The declarations in <setjmp.h> provide a way to avoid the normal function call and return sequence, typically to permit an immediate return from a deeply nested function call.

int setjmp(jmp_buf env)
    The macro setjmp saves state information in env for use by longjmp. The return is zero from a direct call of setjmp, and non-zero from a subsequent call of longjmp. A call to setjmp can only occur in certain contexts, basically the test of if, switch, and loops, and only in simple relational expressions.
    if (setjmp(env) == 0)
        /* get here on direct call */
    else
        /* get here by calling longjmp */

void longjmp(jmp_buf env, int val)
    longjmp restores the state saved by the most recent call to setjmp, using the information saved in env, and execution resumes as if the setjmp function had just executed and returned the non-zero value val. The function containing the setjmp must not have terminated. Accessible objects have the values they had at the time longjmp was called, except that non-volatile automatic variables in the function calling setjmp become undefined if they were changed after the setjmp call.

setjmp, longjmp实例:

/* setjmp example: error handling */
#include <stdio.h>      /* printf, scanf */
#include <stdlib.h>     /* exit */
#include <setjmp.h>     /* jmp_buf, setjmp, longjmp */

int main()
{
  jmp_buf env;
  int val;

  val = setjmp (env);
  if (val) {
    fprintf (stderr, "Error %d happened\n", val);
    exit (val);
  }

  /* code here */

  longjmp (env, 101);   /* signaling an error when something wrong. 会跳到之前调用setjmp的位置处执行 */

  return 0;
}

上面程序会输出:

Error 101 happened

参考:http://www.cplusplus.com/reference/csetjmp/setjmp/

13.5.1 实现setjmp, longjmp

setjmp, longjmp的实现依赖于具体的平台。

FreeBSD在x86-64平台对setjmp和longjmp的实现如下:

/*****************************************************************************/
/* setjump, longjump                                                         */
/*****************************************************************************/

ENTRY(setjmp)
        movq    %rbx,0(%rdi)                    /* save rbx */
        movq    %rsp,8(%rdi)                    /* save rsp */
        movq    %rbp,16(%rdi)                   /* save rbp */
        movq    %r12,24(%rdi)                   /* save r12 */
        movq    %r13,32(%rdi)                   /* save r13 */
        movq    %r14,40(%rdi)                   /* save r14 */
        movq    %r15,48(%rdi)                   /* save r15 */
        movq    0(%rsp),%rdx                    /* get return address */
        movq    %rdx,56(%rdi)                   /* save return address */
        xorl    %eax,%eax                       /* return(0); */
        ret
END(setjmp)

ENTRY(longjmp)
        movq    0(%rdi),%rbx                    /* restore rbx */
        movq    8(%rdi),%rsp                    /* restore rsp */
        movq    16(%rdi),%rbp                   /* restore rbp */
        movq    24(%rdi),%r12                   /* restore r12 */
        movq    32(%rdi),%r13                   /* restore r13 */
        movq    40(%rdi),%r14                   /* restore r14 */
        movq    48(%rdi),%r15                   /* restore r15 */
        movq    56(%rdi),%rdx                   /* get return address */
        movq    %rdx,0(%rsp)                    /* restore return address */
        xorl    %eax,%eax                       /* return(1); */
        incl    %eax
        ret
END(longjmp)

All setjmp is doing is saving a bunch of registers including %rsp (the stack pointer) and the return address into the jmp_buf array that was passed as a parameter. All longjmp is doing is restoring those registers and the return address of the original setjmp call.
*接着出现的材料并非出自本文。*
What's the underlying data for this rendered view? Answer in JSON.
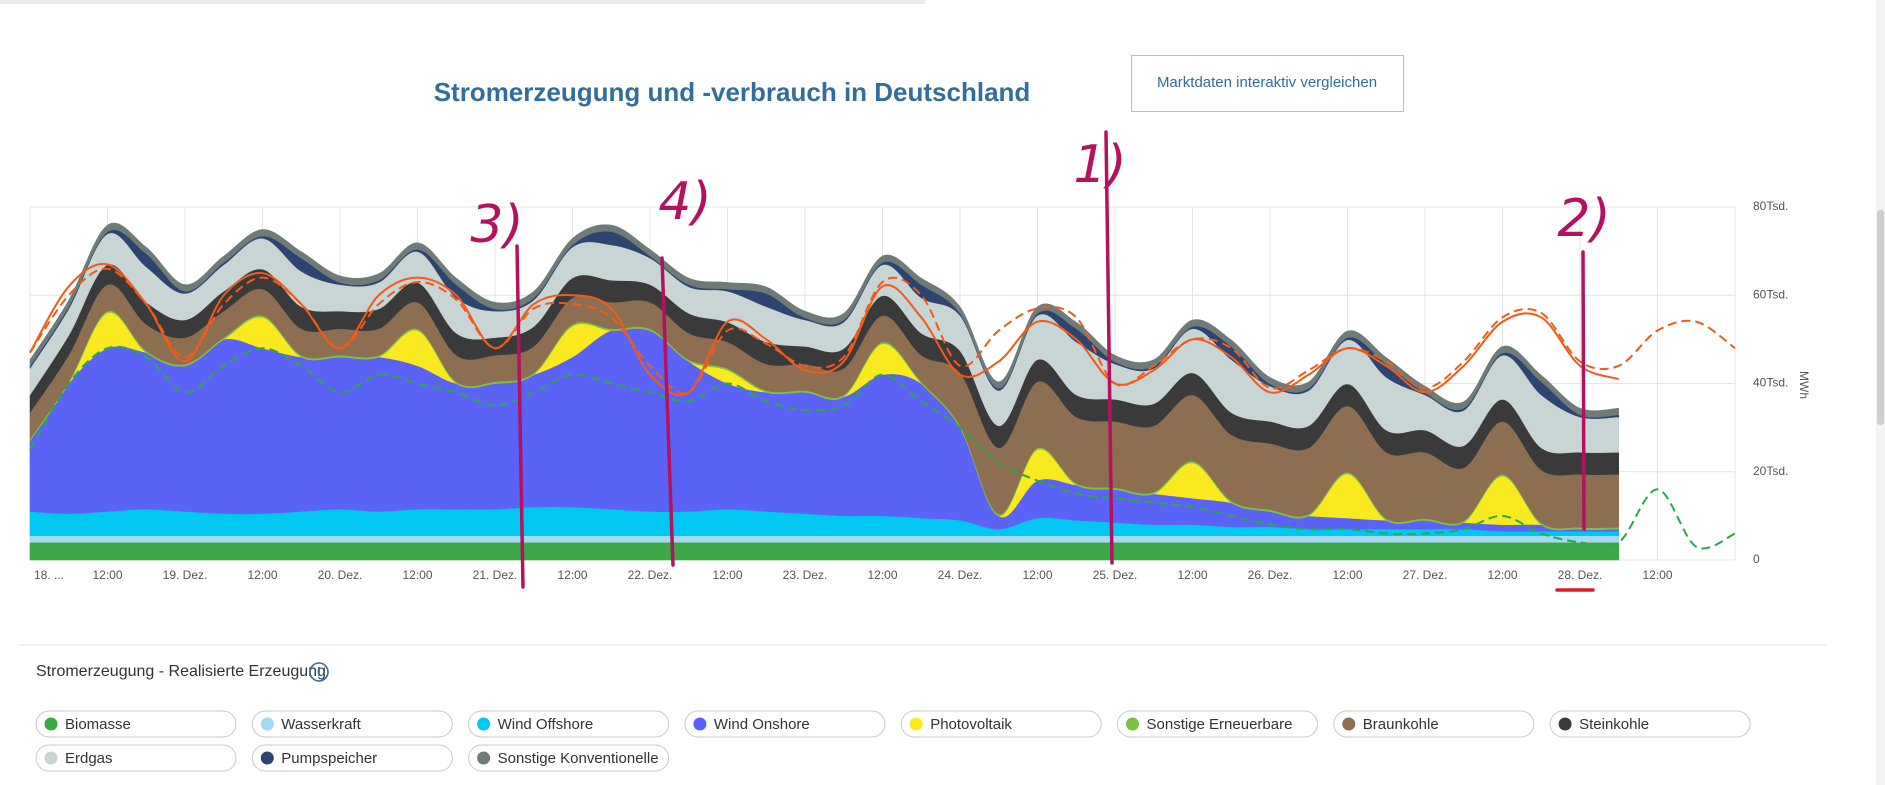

x86-64有16个通用寄存器,在上面的实现中setjmp仅保存了7个寄存器(callee-save registers),为什么其它的寄存器不用保存以待恢复呢?
Well recall that setjmp and longjmp are implemented as functions and as such they follow the standard x86-64 calling convention. The x86-64 calling convention dictates that the 7 registers above are owned by the caller (also known as callee-save), which means that setjmp is responsible for restoring these registers before it returns. The other registers are owned by the callee function, the callee is allowed to clobber them however it likes before returning. So we're under no obligation to restore these registers before returning, and the caller can't make any assumptions about what they will contain.

参考:
http://svnweb.freebsd.org/base/head/sys/amd64/amd64/support.S?revision=249439&view=markup#l657
http://blog.reverberate.org/2013/05/deep-wizardry-stack-unwinding.html

13.5.2 setjmp,longjmp可能导致内存泄露

setjmp和longjmp之间的栈空间在调用longjmp时被丢弃了,这可能会导致内存泄露。

void f1(void) {
    char *p = malloc(1024);

    f2();

    free(p);     /* never called, memory leak! */
}

void f2(void) {
    longjmp(env, 1);
}

13.6 Signals: <signal.h>

See table 20.

Table 21: Signals
Function Description
void (*signal(int sig, void (*handler)(int)))(int) signal determines how subsequent signals will be handled.
int raise(int sig) raise sends the signal sig to the program; it returns non-zero if unsuccessful.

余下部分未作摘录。